暑さ対策で注目、需要家目線が市場を変える
住宅塗り替え市場が低調に推移する中、「屋根用は外壁用と比べて一段と悪い」というのが塗料メーカー共通の見方。劣化した屋根基材に対する再塗装に対する懸念から塗装業者によるカバー工法の導入が伸長する他、補助金を背景に再び普及の気運を高める太陽光パネルも将来的な塗装需要の減少を招くとして警戒感を強めている。
ただ「カバー屋根材に対する再塗装や太陽光パネル設置時に伴う塗り替え需要が期待できる」(メーカー関係者)と種々さまざまな基材の劣化、美観復元に貢献してきたのも塗料・塗装の存在価値。改修市場に向けた工法が台頭する中、塗料・塗装の優位性を社会に訴求する目線も重要になっている。
しかし、目下の課題は、低調を続ける住宅塗り替えを補完する需要の深掘り。その1つとして工場や倉庫などの企業物件に対する営業展開が活発化している。企業業績によって変動の大きい市場だが、環境対応や職場環境改善に対する取り組みが塗料需要を後押し。中でも遮熱塗料は、環境対応、暑さ対策を両立する技術として需要を伸ばしており、2025年度も前年を上回る出荷量を確保する見通しだ。
屋根用遮熱塗料が市場に投入されてからはや四半世紀を迎える。かつては地球温暖化を抑えるヒートアイランド対策として脚光を集め、原発事故を招いた東日本大震災直後は節電技術として需要を伸ばした。そして現在は、国が掲げる2050年のカーボンニュートラル(脱炭素化)や昨年6月に義務化された「職場における熱中症対策の強化」を背景にエネルギーを使わない遮熱塗料に対する関心が高まっている。
しかし、これまでと様相が異なるのは、施主である企業が遮熱機能に対する説得力、納得感のあるエビデンス(根拠)を求めている点。業界としては、これまで屋根用高日射反射率塗料JISの制定やJIS K5603を用いた遮熱性能のラベリングなど、材料の観点から社会的評価の獲得を試みてきたが、施主が求めるのは具体的な効果。それに応えようと従来のシミュレーションや試験施工から一歩踏み込んだサービスを講じる動きが活発化している。

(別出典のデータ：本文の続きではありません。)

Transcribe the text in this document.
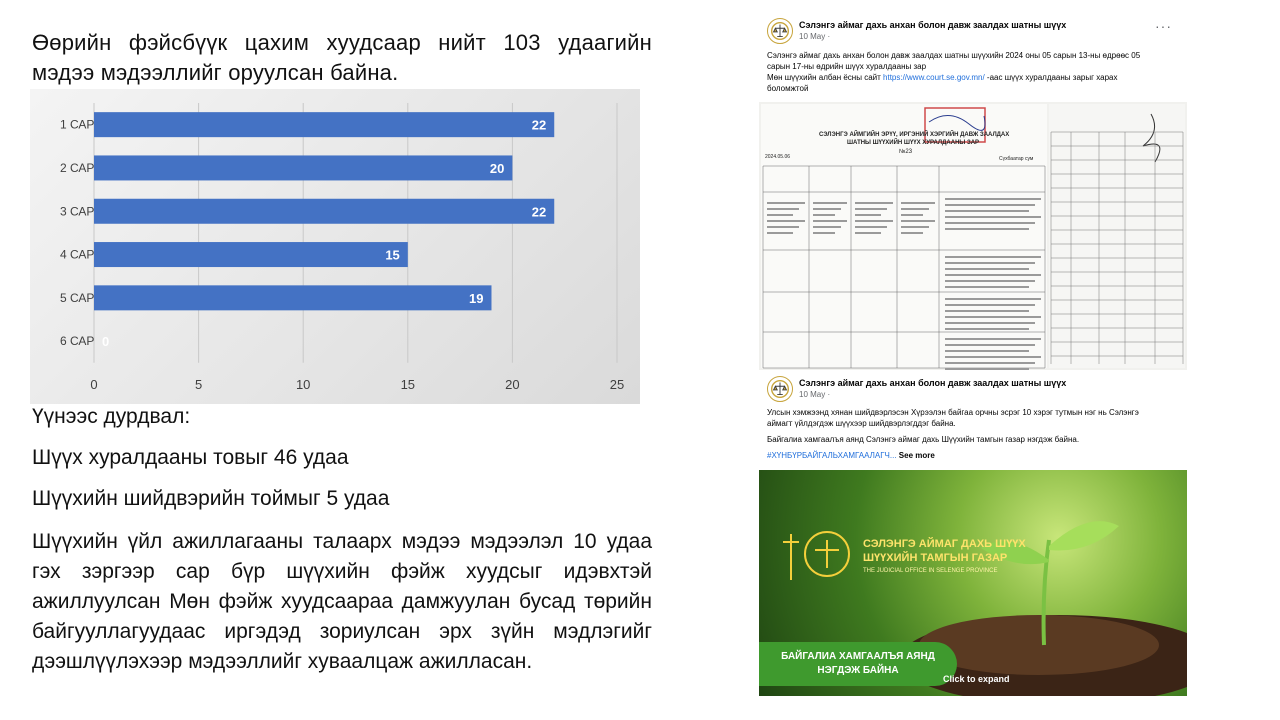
Өөрийн фэйсбүүк цахим хуудсаар нийт 103 удаагийн мэдээ мэдээллийг оруулсан байна.
0	5	10	15	20	25
1 САР	22
2 САР	20
3 САР	22
4 САР	15
5 САР	19
6 САР 0
Үүнээс дурдвал:
Шүүх хуралдааны товыг 46 удаа
Шүүхийн шийдвэрийн тоймыг 5 удаа
Шүүхийн үйл ажиллагааны талаарх мэдээ мэдээлэл 10 удаа гэх зэргээр сар бүр шүүхийн фэйж хуудсыг идэвхтэй ажиллуулсан Мөн фэйж хуудсаараа дамжуулан бусад төрийн байгууллагуудаас иргэдэд зориулсан эрх зүйн мэдлэгийг дээшлүүлэхээр мэдээллийг хуваалцаж ажилласан.
Сэлэнгэ аймаг дахь анхан болон давж заалдах шатны шүүх
10 May ·
···
Сэлэнгэ аймаг дахь анхан болон давж заалдах шатны шүүхийн 2024 оны 05 сарын 13-ны өдрөөс 05
сарын 17-ны өдрийн шүүх хуралдааны зар
Мөн шүүхийн албан ёсны сайт https://www.court.se.gov.mn/ -аас шүүх хуралдааны зарыг харах
боломжтой
СЭЛЭНГЭ АЙМГИЙН ЭРҮҮ, ИРГЭНИЙ ХЭРГИЙН ДАВЖ ЗААЛДАХ
ШАТНЫ ШҮҮХИЙН ШҮҮХ ХУРАЛДААНЫ ЗАР
№23
2024.05.06	Сүхбаатар сум
Сэлэнгэ аймаг дахь анхан болон давж заалдах шатны шүүх
10 May ·
Улсын хэмжээнд хянан шийдвэрлэсэн Хүрээлэн байгаа орчны эсрэг 10 хэрэг тутмын нэг нь Сэлэнгэ
аймагт үйлдэгдэж шүүхээр шийдвэрлэгддэг байна.
Байгалиа хамгаалъя аянд Сэлэнгэ аймаг дахь Шүүхийн тамгын газар нэгдэж байна.
#ХҮНБҮРБАЙГАЛЬХАМГААЛАГЧ... See more
СЭЛЭНГЭ АЙМАГ ДАХЬ ШҮҮХ
ШҮҮХИЙН ТАМГЫН ГАЗАР
THE JUDICIAL OFFICE IN SELENGE PROVINCE
БАЙГАЛИА ХАМГААЛЪЯ АЯНД
НЭГДЭЖ БАЙНА
Click to expand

具体的な事例として日本ペイントが昨年末、塗料・塗装におけるCO2排出算定サービス「SUSTAINA SYSTEM(サスティナシステム)」を始動。第三者機関であるSuMPOの承認に基づくカーボンフットプリント算定ルールにより遮熱塗料に限らず、取り扱い全製品における塗料、塗装時、塗装後のCO2排出量を算定するサービスを法人向けに始めた。
またミラクールと企業の営繕改修工事を手掛ける親会社のシロキコーポレーションは共同で遮熱塗料によるカーボンクレジット化の方法論を確立したと発表。新興遮熱塗料メーカーのSG化学は、大手保険会社と提携し、昨年から遮熱塗料製品に省エネ保証を付与。日進産業も昨年発行したJSA規格「高微細セラミックス塗料-塗膜の断熱性能の求め方」を積極活用する。いずれもサービスの内容は異なるものの、施主に対して具体的なメリットを提示している点で共通する。
遮熱塗料と空調費との関係においては、建物の構造や使用状況、気象環境など複雑な要素が絡むため、効果の明示についてはメーカーの判断が分かれるが、溶剤系から水性への置き換えがメインとなるCO2排出量削減においては業界全体で共有しやすいテーマと言える。ただ今回、日本ペイントは、遮熱塗料「快適サーモSi(クールホワイト)」に限り、国際的枠組みに則った「SuMPO EPD」を取得。第三者機関による環境ラベルを新たな付加価値に据えた形だ。
社会的評価の獲得に長らく苦労してきた遮熱塗料だが、製品競争から施主目線に立ったサービス展開に突破口を見出しつつある。